Can I Declaw My Cat?
Despite the fact that cat scratching might be a bothersome problem, declawing your cat is not a smart move. Declawing is frequently viewed by pet owners as a quick, simple repair. Declawing your cat can actually lead to significant, lifelong problems. With the exception of a malignant nail bed tumor, the Humane Society of the United States opposes cat declawing.
There are a lot of good reasons not to declaw kittens and cats. Cats naturally scratch to feel protected and secure, and they rely on their claws to do so. Declawing, which involves amputating the terminal bone of each toe, is not a little trim. It’s like having every finger severed at the last knuckle. There is no medical advantage for the cat from this serious procedure. It actually has a number of ways to hurt the cat. The following problems may result from declawing your cat:
- Physical pain: The paw hurts after declawing. This frequently goes beyond the standard recuperation time following surgery. Following declawing, many cats continue to experience pain. Muscle soreness can also result from not being able to stretch out their muscles while scratching.
- Infection: There is a substantial danger of infection if each toe has a significant wound. After getting their claws removed, many cats develop life-threatening and agonizing infections.
- Bone spurs and nerve damage: Claw removal is an intrusive procedure, thus mistakes can happen. Bone spurs and painful nerve injury are common in cats.
- Aggressive behavior: Cats protect themselves by using their claws. As a result of frequently feeling unsafe, a cat without claws may act aggressively and defensively. Cats with dew claws could bite more frequently.
- Refusal to use the litter box: Owners of cats must switch out litter for shredded newspaper for at least a week or two following the declawing procedure since litter will irritate the animals’ wounds.

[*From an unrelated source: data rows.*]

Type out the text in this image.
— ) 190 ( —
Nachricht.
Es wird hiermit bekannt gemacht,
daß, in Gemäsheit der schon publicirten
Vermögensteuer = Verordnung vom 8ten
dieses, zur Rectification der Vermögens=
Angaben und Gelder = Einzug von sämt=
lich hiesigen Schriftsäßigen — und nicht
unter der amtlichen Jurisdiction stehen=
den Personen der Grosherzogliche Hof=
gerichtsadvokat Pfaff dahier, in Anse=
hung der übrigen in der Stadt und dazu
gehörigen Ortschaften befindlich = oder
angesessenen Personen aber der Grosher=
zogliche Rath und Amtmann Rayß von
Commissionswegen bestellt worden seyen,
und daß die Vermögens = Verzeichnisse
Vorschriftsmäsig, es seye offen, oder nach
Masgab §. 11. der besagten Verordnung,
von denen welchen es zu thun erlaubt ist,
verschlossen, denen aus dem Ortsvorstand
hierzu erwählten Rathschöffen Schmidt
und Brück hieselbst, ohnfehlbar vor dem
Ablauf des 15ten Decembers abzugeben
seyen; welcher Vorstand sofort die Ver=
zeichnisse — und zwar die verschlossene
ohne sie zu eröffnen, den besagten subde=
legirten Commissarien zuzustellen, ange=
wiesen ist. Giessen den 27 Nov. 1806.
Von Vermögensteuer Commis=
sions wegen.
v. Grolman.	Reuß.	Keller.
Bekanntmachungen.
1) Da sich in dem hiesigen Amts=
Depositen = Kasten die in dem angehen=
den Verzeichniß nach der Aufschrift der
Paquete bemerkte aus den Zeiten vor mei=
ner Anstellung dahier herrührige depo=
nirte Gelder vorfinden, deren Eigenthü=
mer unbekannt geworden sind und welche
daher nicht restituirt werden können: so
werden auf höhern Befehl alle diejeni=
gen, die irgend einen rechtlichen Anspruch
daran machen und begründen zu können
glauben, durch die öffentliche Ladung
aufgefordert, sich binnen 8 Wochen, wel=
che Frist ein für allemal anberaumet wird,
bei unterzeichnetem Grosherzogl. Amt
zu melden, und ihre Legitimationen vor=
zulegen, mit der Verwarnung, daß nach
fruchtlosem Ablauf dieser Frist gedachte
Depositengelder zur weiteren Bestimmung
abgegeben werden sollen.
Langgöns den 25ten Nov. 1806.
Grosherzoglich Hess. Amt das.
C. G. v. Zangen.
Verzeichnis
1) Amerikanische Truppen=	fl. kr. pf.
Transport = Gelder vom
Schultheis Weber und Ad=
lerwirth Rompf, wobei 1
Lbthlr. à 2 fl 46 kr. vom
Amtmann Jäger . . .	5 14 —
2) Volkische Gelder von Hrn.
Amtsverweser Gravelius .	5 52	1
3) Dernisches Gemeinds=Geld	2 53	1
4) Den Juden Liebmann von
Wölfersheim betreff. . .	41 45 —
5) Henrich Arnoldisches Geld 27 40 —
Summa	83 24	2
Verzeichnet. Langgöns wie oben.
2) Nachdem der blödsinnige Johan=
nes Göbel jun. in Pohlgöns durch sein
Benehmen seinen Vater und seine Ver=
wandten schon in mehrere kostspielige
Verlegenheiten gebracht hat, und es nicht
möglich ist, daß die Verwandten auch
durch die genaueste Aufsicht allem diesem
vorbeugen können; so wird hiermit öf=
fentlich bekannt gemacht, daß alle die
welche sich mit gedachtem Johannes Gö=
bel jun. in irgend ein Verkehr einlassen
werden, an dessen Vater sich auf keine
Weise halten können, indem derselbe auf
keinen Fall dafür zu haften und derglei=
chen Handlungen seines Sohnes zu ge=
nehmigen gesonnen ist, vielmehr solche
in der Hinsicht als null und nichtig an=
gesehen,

Some cats avoid the litter box over the long run due to the discomfort they experience when clawing in it and the unfamiliarity. Declawing can stop housebreaking in this way.
- Lameness: Declawing can cause chronic discomfort and other issues that can leave cats permanently crippled. Some people have a persistent limp.

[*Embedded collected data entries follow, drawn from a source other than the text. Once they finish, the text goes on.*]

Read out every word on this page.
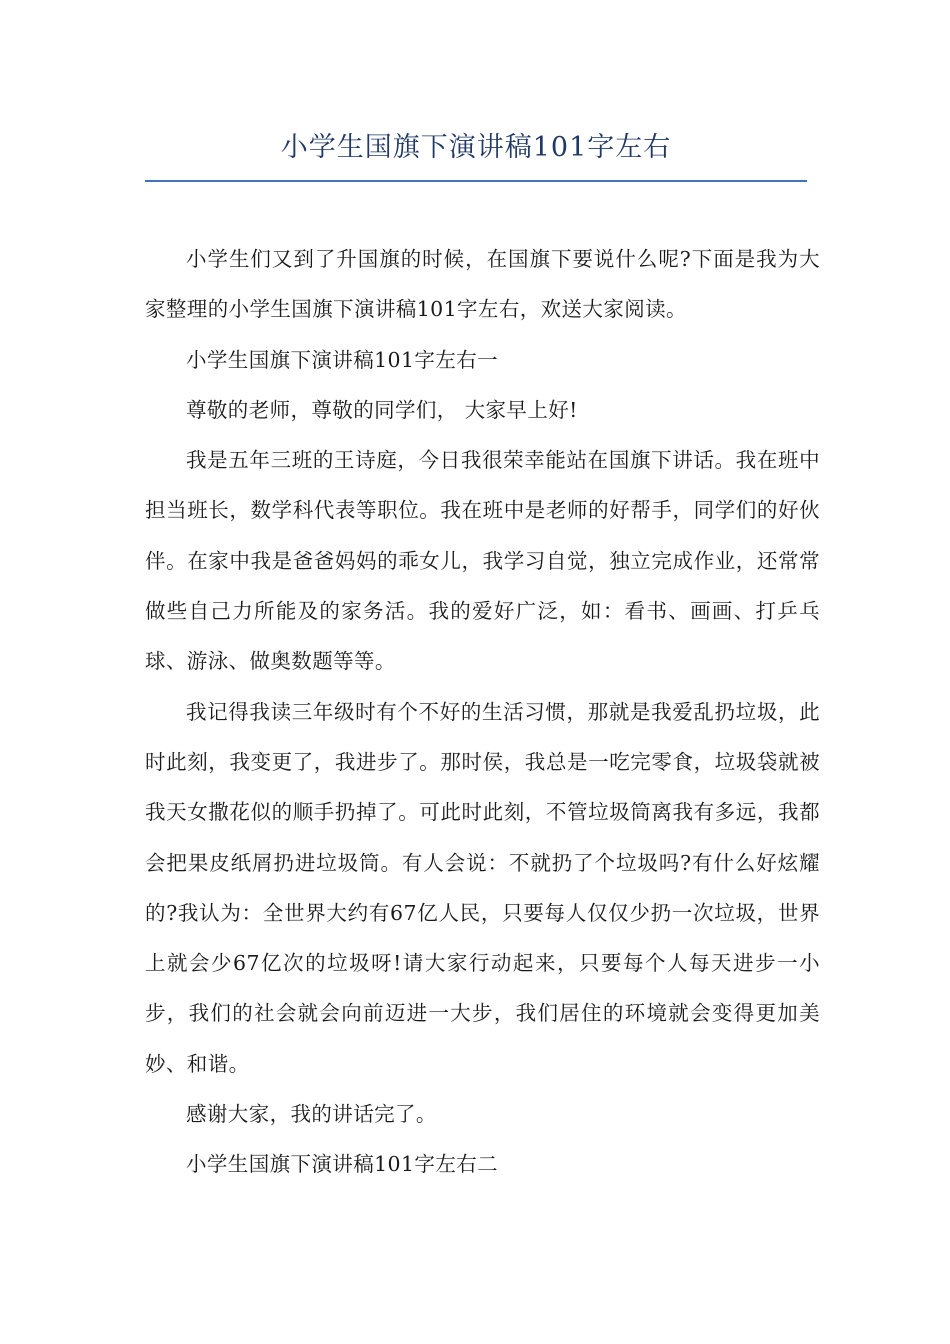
小学生国旗下演讲稿101字左右

小学生们又到了升国旗的时候，在国旗下要说什么呢?下面是我为大家整理的小学生国旗下演讲稿101字左右，欢送大家阅读。

小学生国旗下演讲稿101字左右一

尊敬的老师，尊敬的同学们， 大家早上好!

我是五年三班的王诗庭，今日我很荣幸能站在国旗下讲话。我在班中担当班长，数学科代表等职位。我在班中是老师的好帮手，同学们的好伙伴。在家中我是爸爸妈妈的乖女儿，我学习自觉，独立完成作业，还常常做些自己力所能及的家务活。我的爱好广泛，如：看书、画画、打乒乓球、游泳、做奥数题等等。

我记得我读三年级时有个不好的生活习惯，那就是我爱乱扔垃圾，此时此刻，我变更了，我进步了。那时侯，我总是一吃完零食，垃圾袋就被我天女撒花似的顺手扔掉了。可此时此刻，不管垃圾筒离我有多远，我都会把果皮纸屑扔进垃圾筒。有人会说：不就扔了个垃圾吗?有什么好炫耀的?我认为：全世界大约有67亿人民，只要每人仅仅少扔一次垃圾，世界上就会少67亿次的垃圾呀!请大家行动起来，只要每个人每天进步一小步，我们的社会就会向前迈进一大步，我们居住的环境就会变得更加美妙、和谐。

感谢大家，我的讲话完了。

小学生国旗下演讲稿101字左右二
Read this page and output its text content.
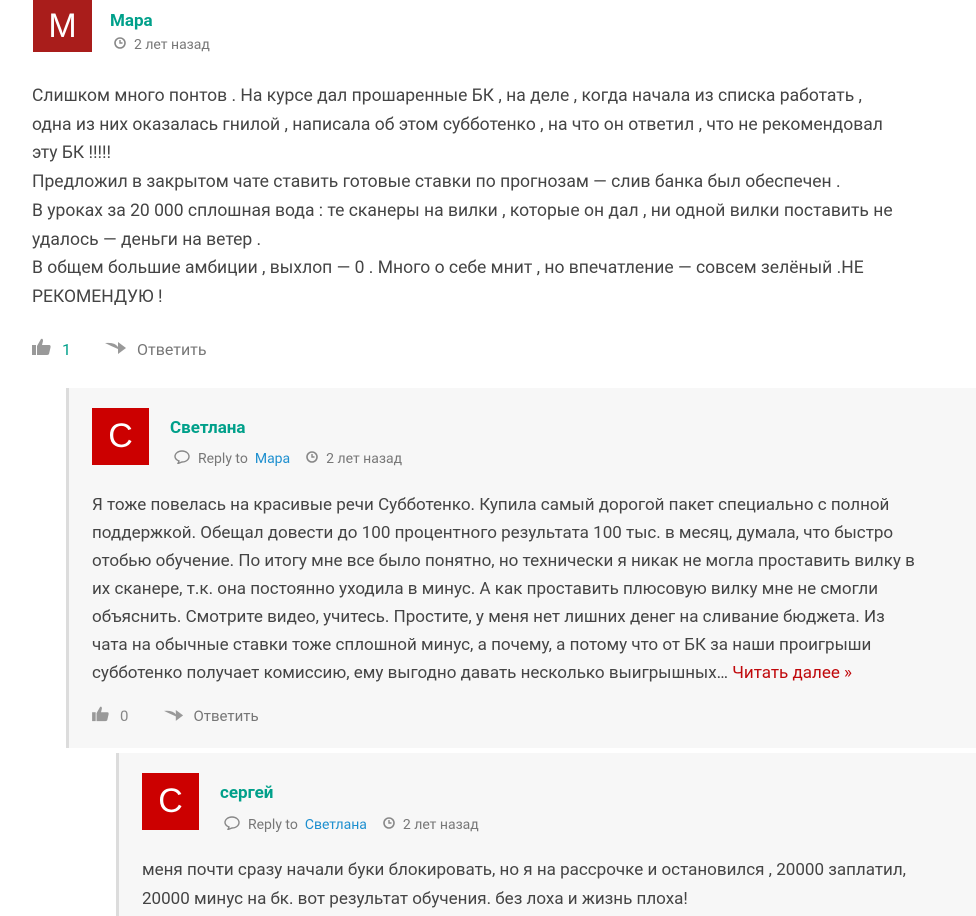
M	Мара
2 лет назад
Слишком много понтов . На курсе дал прошаренные БК , на деле , когда начала из списка работать ,
одна из них оказалась гнилой , написала об этом субботенко , на что он ответил , что не рекомендовал
эту БК !!!!!
Предложил в закрытом чате ставить готовые ставки по прогнозам — слив банка был обеспечен .
В уроках за 20 000 сплошная вода : те сканеры на вилки , которые он дал , ни одной вилки поставить не
удалось — деньги на ветер .
В общем большие амбиции , выхлоп — 0 . Много о себе мнит , но впечатление — совсем зелёный .НЕ
РЕКОМЕНДУЮ !
1	Ответить
С	Светлана
Reply to Мара	2 лет назад
Я тоже повелась на красивые речи Субботенко. Купила самый дорогой пакет специально с полной
поддержкой. Обещал довести до 100 процентного результата 100 тыс. в месяц, думала, что быстро
отобью обучение. По итогу мне все было понятно, но технически я никак не могла проставить вилку в
их сканере, т.к. она постоянно уходила в минус. А как проставить плюсовую вилку мне не смогли
объяснить. Смотрите видео, учитесь. Простите, у меня нет лишних денег на сливание бюджета. Из
чата на обычные ставки тоже сплошной минус, а почему, а потому что от БК за наши проигрыши
субботенко получает комиссию, ему выгодно давать несколько выигрышных… Читать далее »
0	Ответить
С	сергей
Reply to Светлана	2 лет назад
меня почти сразу начали буки блокировать, но я на рассрочке и остановился , 20000 заплатил,
20000 минус на бк. вот результат обучения. без лоха и жизнь плоха!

Simply put, the risk is not worth it. Declawing may appear to be a simple solution to scratching difficulties, but it really results in a number of other, more serious problems. Tendonectomy is an alternative to conventional declawing that you may have heard of. The tendons that govern the claws in each toe must be severed during this treatment. This is not advised because it is just as risky and painful for the cat as declawing.
Instead of subjecting your cat to a painful, dangerous, and harmful medical procedure, try working with them to reduce excessive scratching. Cats must be able to scratch and have access to their claws. You can stop bad scratching by enticing your cat to utilize scratching posts and caring for your cat’s claws.
What Can I Do If My Cat Won’t Stop Scratching?
Use nail caps if none of these suggestions have helped your cat stop clawing furniture and other unwelcome objects in your home. These shield priceless surfaces from harm and are typically composed of vinyl.